Dan had brought up that interesting subject in our June 2021 newsletter. It instantly reminded me of a conversation years ago:

He: I'm thinking about taking my 9mm Makarov with me to Alaska.
Me: If you do, first file down its front sight.
He: Why?
Me: So it won't hurt so bad when the bear shoves that Makarov up your ass.
They borrowed my Redhawk 44 Mag for their caribou hunt.

Trail and Camp
As Dan pointed out, the primary purpose for a gun there is protection. Since I also spend time in Grizzly country, I can’t think of a more powerful potential threat. Case in point, last summer in Montana I fished the Taylor Fork to the Gallatin. The day before the Ranger had told us that that region had a higher concentration of Grizzlies than Yellowstone. I wished I had my Redhawk. Instead, and unarmed, I made much purposeful noise while working the river.

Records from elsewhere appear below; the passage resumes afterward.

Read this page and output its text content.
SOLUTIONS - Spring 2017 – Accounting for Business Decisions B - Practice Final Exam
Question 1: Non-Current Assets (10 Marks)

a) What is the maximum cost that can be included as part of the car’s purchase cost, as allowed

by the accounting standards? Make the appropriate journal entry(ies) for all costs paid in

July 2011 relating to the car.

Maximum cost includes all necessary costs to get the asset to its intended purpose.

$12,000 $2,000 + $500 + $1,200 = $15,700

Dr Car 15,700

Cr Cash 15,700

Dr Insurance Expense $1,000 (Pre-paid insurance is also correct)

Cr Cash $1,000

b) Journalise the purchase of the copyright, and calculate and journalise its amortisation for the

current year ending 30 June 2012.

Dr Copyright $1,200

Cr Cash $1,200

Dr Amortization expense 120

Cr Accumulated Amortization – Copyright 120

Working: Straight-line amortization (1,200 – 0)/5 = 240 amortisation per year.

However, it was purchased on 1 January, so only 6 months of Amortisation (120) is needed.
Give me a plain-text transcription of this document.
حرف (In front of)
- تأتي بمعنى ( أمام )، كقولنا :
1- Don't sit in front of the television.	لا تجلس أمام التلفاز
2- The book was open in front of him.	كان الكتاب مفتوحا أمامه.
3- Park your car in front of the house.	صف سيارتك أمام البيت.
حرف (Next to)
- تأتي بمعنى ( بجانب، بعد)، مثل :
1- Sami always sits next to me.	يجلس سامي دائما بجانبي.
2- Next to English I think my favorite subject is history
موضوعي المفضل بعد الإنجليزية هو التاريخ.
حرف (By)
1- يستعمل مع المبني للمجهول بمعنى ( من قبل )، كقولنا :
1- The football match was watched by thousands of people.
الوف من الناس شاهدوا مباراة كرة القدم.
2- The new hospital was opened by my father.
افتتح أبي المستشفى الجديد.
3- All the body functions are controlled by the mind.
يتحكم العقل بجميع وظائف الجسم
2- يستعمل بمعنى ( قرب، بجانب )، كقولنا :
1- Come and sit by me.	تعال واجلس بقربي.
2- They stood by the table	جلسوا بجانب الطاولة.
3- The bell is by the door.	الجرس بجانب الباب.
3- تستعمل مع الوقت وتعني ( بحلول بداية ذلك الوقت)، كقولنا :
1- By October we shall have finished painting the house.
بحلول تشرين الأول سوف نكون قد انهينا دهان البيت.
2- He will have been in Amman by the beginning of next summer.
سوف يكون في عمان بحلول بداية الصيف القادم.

The year before that, a Grizz did wander through our camp on the shore of Lewis Lake inside Yellowstone. And several years back, before that big fire, a black bear visited our camp in the White Mountains. He came for the rabbit guts the kids had left after adventuring on their own with a single shot 22 rifle, and bagging two bunnies. Bears can be the real deal.

Steve and I tested for that a bit. We defended ourselves against cardboard bear heads placed 11, 8 and 4 steps away. We also engaged those targets as quickly as we could, since an approaching bear inside his last 10 yards tends to make a person very uncomfortable. For that we had ‘gun in hand(s)’.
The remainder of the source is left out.